MEASURING THE TRUE HARM FROM PRICE-FIXING TO BOTH DIRECT AND INDIRECT PURCHASERS

Authors


  • *The authors wish to acknowledge helpful discussions and/or communications with James Brander, Tim Brennan, John Connor, Martin Hellwig, Jan Tuinstra, Philip Williams, Ralph Winter and The Editor, as well as very constructive comments from two anonymous referees; the very capable research assistance of Jennifer Ng; and the financial support for this research from the Social Sciences and Humanities Research Council of Canada, the Phelps Centre for the Study of Government and Business in the Sauder School of Business and Instituto Sistemas Complejos de Ingeniería, Grants P-05-004-F y FB0816.

Abstract

Legal actions by direct and indirect purchasers to recover damages from price-fixing, common in the United States for years, are now appearing in a number of other countries.
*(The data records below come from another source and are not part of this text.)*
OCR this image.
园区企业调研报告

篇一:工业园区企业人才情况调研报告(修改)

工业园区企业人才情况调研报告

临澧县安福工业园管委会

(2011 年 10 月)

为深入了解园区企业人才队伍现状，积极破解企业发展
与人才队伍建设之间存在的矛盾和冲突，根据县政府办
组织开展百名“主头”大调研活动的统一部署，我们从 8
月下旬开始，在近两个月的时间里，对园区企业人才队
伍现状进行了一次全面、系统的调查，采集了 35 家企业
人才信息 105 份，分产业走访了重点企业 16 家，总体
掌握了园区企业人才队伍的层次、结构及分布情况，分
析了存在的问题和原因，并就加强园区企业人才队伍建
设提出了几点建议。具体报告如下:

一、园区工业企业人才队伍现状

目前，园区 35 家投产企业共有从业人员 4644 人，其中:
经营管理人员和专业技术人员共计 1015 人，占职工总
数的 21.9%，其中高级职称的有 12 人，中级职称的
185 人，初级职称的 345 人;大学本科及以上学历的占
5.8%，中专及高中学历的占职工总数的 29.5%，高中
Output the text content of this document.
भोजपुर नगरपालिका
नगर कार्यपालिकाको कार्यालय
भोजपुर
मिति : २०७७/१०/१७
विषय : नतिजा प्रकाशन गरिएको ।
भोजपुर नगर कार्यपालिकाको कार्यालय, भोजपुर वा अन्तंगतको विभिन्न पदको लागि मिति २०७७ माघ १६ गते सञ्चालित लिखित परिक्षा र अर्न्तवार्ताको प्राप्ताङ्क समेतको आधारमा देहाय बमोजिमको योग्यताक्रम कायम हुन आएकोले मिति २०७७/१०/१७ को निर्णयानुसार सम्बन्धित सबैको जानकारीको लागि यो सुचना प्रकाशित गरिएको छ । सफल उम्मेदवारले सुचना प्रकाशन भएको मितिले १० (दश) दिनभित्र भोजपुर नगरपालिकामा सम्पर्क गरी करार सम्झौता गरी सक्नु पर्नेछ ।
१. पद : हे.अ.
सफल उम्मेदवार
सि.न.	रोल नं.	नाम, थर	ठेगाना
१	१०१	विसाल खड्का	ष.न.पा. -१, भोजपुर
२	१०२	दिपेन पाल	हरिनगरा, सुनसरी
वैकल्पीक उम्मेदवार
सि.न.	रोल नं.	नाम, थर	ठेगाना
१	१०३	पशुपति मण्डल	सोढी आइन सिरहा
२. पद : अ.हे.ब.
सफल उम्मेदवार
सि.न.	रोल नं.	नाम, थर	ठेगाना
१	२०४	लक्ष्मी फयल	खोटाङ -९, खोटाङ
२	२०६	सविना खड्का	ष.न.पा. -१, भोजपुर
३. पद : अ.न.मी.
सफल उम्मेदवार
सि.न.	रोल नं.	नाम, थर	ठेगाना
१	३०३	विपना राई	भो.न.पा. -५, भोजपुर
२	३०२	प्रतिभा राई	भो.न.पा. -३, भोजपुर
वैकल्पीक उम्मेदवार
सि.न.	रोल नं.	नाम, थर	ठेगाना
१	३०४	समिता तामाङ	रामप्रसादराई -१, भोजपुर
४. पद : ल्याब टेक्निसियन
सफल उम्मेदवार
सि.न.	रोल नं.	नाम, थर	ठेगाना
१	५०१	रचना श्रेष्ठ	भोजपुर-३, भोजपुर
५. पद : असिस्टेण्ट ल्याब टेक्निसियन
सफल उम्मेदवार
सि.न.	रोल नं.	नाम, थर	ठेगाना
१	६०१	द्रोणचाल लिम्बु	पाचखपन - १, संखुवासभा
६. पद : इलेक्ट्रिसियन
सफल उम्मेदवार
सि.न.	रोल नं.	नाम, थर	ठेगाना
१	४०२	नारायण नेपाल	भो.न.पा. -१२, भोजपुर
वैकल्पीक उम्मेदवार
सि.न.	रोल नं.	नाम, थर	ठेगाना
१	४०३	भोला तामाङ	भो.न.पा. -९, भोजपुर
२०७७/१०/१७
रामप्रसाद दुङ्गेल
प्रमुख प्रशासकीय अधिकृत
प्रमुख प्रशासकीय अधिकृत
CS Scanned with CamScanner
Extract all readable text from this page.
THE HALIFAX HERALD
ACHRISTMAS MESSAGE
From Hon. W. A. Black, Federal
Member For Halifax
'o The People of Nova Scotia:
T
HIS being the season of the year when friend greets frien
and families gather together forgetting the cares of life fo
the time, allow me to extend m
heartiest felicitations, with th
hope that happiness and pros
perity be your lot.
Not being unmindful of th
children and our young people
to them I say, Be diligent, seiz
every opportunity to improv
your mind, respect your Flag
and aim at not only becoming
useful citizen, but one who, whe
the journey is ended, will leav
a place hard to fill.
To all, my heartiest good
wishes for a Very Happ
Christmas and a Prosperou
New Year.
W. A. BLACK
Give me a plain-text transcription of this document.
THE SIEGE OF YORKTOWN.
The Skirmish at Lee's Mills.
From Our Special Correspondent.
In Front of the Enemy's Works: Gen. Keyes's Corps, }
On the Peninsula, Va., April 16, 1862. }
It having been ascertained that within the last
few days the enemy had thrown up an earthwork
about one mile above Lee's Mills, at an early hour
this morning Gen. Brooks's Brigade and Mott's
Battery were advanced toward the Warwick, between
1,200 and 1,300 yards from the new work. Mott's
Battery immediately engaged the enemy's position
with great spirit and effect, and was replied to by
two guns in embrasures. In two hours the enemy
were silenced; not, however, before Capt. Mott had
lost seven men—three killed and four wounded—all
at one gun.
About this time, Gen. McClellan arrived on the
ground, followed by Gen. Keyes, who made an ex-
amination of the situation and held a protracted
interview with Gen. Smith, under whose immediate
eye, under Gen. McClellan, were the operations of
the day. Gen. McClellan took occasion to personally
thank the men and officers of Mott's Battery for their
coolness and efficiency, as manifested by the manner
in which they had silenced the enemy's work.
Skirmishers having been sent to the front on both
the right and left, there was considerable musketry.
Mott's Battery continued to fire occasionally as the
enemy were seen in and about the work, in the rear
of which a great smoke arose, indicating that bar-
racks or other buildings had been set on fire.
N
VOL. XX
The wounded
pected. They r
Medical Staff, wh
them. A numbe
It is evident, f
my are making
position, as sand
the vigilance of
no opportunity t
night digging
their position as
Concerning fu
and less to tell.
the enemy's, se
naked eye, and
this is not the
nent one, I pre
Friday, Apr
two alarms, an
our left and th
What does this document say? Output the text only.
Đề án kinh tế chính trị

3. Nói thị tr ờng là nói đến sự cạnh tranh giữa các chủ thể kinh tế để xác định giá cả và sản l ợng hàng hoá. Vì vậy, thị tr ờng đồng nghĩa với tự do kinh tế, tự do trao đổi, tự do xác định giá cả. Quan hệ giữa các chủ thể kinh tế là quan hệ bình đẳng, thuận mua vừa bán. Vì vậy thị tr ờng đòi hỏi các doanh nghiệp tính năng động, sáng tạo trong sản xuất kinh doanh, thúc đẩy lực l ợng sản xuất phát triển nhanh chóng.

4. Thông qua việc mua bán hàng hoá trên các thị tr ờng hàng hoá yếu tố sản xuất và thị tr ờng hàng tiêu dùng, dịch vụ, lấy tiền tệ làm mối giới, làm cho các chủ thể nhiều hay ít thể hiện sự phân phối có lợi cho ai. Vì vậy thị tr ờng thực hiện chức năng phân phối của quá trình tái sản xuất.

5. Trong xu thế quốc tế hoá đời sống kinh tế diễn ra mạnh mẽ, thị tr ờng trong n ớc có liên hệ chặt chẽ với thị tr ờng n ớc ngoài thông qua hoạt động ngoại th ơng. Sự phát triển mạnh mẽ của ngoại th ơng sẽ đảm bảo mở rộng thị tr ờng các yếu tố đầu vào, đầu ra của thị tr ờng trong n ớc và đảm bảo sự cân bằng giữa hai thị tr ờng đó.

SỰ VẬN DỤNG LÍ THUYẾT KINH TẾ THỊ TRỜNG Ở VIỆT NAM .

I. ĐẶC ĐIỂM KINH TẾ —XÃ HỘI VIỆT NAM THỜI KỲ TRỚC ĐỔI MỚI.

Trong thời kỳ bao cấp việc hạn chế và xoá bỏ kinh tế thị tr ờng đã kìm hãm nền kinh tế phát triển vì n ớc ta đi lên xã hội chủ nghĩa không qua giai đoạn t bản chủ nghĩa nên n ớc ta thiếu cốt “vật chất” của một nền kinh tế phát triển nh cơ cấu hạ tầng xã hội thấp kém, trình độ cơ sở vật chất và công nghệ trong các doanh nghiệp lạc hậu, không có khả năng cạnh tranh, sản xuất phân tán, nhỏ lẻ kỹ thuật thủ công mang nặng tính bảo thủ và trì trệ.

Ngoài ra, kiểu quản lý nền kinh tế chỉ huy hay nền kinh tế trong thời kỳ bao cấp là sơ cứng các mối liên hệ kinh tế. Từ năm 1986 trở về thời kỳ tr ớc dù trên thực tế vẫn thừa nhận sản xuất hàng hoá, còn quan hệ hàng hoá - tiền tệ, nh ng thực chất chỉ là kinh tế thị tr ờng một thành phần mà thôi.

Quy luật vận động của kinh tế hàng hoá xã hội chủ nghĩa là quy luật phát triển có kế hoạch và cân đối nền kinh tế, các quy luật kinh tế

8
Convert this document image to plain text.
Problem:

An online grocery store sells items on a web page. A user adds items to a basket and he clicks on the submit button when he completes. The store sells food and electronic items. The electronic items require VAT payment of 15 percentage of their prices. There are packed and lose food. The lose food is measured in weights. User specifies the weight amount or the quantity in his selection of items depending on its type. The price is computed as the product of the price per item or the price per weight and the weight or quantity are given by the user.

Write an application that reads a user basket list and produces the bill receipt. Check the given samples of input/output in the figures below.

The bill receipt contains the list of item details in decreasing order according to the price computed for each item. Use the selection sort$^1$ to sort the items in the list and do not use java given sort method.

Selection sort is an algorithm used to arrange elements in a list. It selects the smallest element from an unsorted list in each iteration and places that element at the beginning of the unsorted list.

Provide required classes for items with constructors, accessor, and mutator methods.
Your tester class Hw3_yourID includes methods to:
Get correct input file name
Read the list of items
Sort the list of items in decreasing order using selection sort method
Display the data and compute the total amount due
Traditional measures of damages are flawed as measures of the true harm suffered and will often significantly understate that true harm. This paper provides measures of the degree of understatement of the true harm when traditional approaches are used and shows how the size of the error depends on the degree of competitiveness of downstream markets. The paper also provides measures of distribution of the true harm between direct and indirect purchasers.